Location: Horticultural Crops ResearchTitle: Formation of Erysiphe necator Chasmothecia in the Pacific Northwest United States
Submitted to: Plant Disease
Publication Type: Peer Reviewed Journal
Publication Acceptance Date: 10/24/2018
Publication Date: 2/25/2019
Citation: Thiessen, L.D., Neill, T.M., Mahaffee, W.F. 2019. Formation of Erysiphe necator Chasmothecia in the Pacific Northwest United States. Plant Disease. 103(5):890-896. https://doi.org/10.1094/PDIS-06-18-1012-RE.
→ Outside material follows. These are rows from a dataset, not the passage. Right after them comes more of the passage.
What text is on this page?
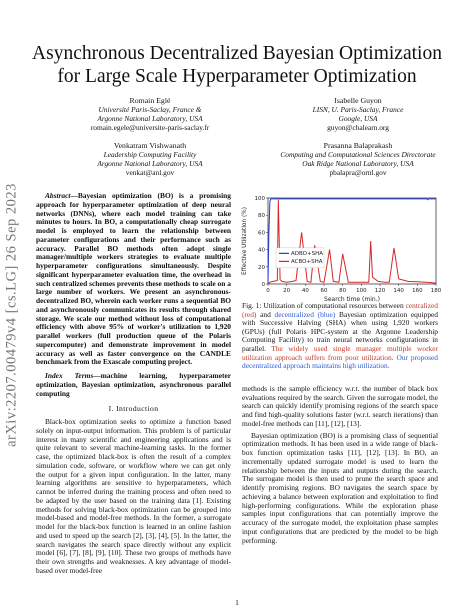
arXiv:2207.00479v4 [cs.LG] 26 Sep 2023
Asynchronous Decentralized Bayesian Optimization
for Large Scale Hyperparameter Optimization
Romain Eglé
Université Paris-Saclay, France &
Argonne National Laboratory, USA
romain.egele@universite-paris-saclay.fr
Isabelle Guyon
LISN, U. Paris-Saclay, France
Google, USA
guyon@chalearn.org
Venkatram Vishwanath
Leadership Computing Facility
Argonne National Laboratory, USA
venkat@anl.gov
Prasanna Balaprakash
Computing and Computational Sciences Directorate
Oak Ridge National Laboratory, USA
pbalapra@ornl.gov

Abstract—Bayesian optimization (BO) is a promising approach for hyperparameter optimization of deep neural networks (DNNs), where each model training can take minutes to hours. In BO, a computationally cheap surrogate model is employed to learn the relationship between parameter configurations and their performance such as accuracy. Parallel BO methods often adopt single manager/multiple workers strategies to evaluate multiple hyperparameter configurations simultaneously. Despite significant hyperparameter evaluation time, the overhead in such centralized schemes prevents these methods to scale on a large number of workers. We present an asynchronous-decentralized BO, wherein each worker runs a sequential BO and asynchronously communicates its results through shared storage. We scale our method without loss of computational efficiency with above 95% of worker's utilization to 1,920 parallel workers (full production queue of the Polaris supercomputer) and demonstrate improvement in model accuracy as well as faster convergence on the CANDLE benchmark from the Exascale computing project.

Index Terms—machine learning, hyperparameter optimization, Bayesian optimization, asynchronous parallel computing

I. Introduction

Black-box optimization seeks to optimize a function based solely on input-output information. This problem is of particular interest in many scientific and engineering applications and is quite relevant to several machine-learning tasks. In the former case, the optimized black-box is often the result of a complex simulation code, software, or workflow where we can get only the output for a given input configuration. In the latter, many learning algorithms are sensitive to hyperparameters, which cannot be inferred during the training process and often need to be adapted by the user based on the training data [1]. Existing methods for solving black-box optimization can be grouped into model-based and model-free methods. In the former, a surrogate model for the black-box function is learned in an online fashion and used to speed up the search [2], [3], [4], [5]. In the latter, the search navigates the search space directly without any explicit model [6], [7], [8], [9], [10]. These two groups of methods have their own strengths and weaknesses. A key advantage of model-based over model-free

0 20 40 60 80 100 120 140 160 180
0
20
40
60
80
100
Search time (min.)
Effective Utilization (%)	ADBO+SHA
ACBO+SHA

Fig. 1: Utilization of computational resources between centralized (red) and decentralized (blue) Bayesian optimization equipped with Successive Halving (SHA) when using 1,920 workers (GPUs) (full Polaris HPC-system at the Argonne Leadership Computing Facility) to train neural networks configurations in parallel. The widely used single manager multiple worker utilization approach suffers from poor utilization. Our proposed decentralized approach maintains high utilization.

methods is the sample efficiency w.r.t. the number of black box evaluations required by the search. Given the surrogate model, the search can quickly identify promising regions of the search space and find high-quality solutions faster (w.r.t. search iterations) than model-free methods can [11], [12], [13].

Bayesian optimization (BO) is a promising class of sequential optimization methods. It has been used in a wide range of black-box function optimization tasks [11], [12], [13]. In BO, an incrementally updated surrogate model is used to learn the relationship between the inputs and outputs during the search. The surrogate model is then used to prune the search space and identify promising regions. BO navigates the search space by achieving a balance between exploration and exploitation to find high-performing configurations. While the exploration phase samples input configurations that can potentially improve the accuracy of the surrogate model, the exploitation phase samples input configurations that are predicted by the model to be high performing.

1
Interpretive Summary: In the Pacific Northwest, chasmothecia formation is not observed in vineyards until the beginning of véraison despite heavy infestations whereby 100% of leaf tissue is covered by Erysiphe necator. Mating type proximity and distribution were sampled from individual lesions (~70.9 mm2) on leaf tissue in a stratified sampling from three canopy heights at three times during the 2013, 2014 and 2015 growing seasons. Both mating types were observed at every sampling point and within the same lesions at all sampling dates and canopy heights. Effect of temperature and day length were examined by inoculating seedlings with known mating type 1 and 2 isolates and placed in incubators at different temperatures (5, 10, 15, 20, 25, and 30°C) or different day length changes (long day to long day, long day to short day, short day to short day, and short day to long day). Chasmothecia were produced at all temperatures that E. necator was able to colonize tissue, and the greatest number of chasmothecia were produced at 15 and 20°C (P = 0.02). Day length shifts from short day (8 hours) to long day (16 hours) resulted in a significant increase in chasmothecia production (P < 0.001). End of season plant stress observed in the Pacific Northwest, such as water-stress or host senescence, was assessed under naturally-infested field conditions by either girdling canes or applying 150 mg·l-1 abscisic acid solution to vines, respectively and quantifying chasmothecia production. No differences were observed in chasmothecia production in the plant stress assessment, likely due to the high vigor and ability for plants to overcome stress treatments.
Technical Abstract: In the Pacific Northwest, formation of the overwintering fungal structure (chasmothecia) is not observed in vineyards until the beginning of véraison despite heavy infestations whereby 100% of leaf tissue is covered by Erysiphe necator. This research investigated factors that influenced chasmothecia formation in an effort to better understand when the subsequent spring epidemic is likely to be initiated. Results indicate the formation of the overwintering inoculum is dependent on factors other than those examine but is not due to just proximity of mating types currently accepted in the literature.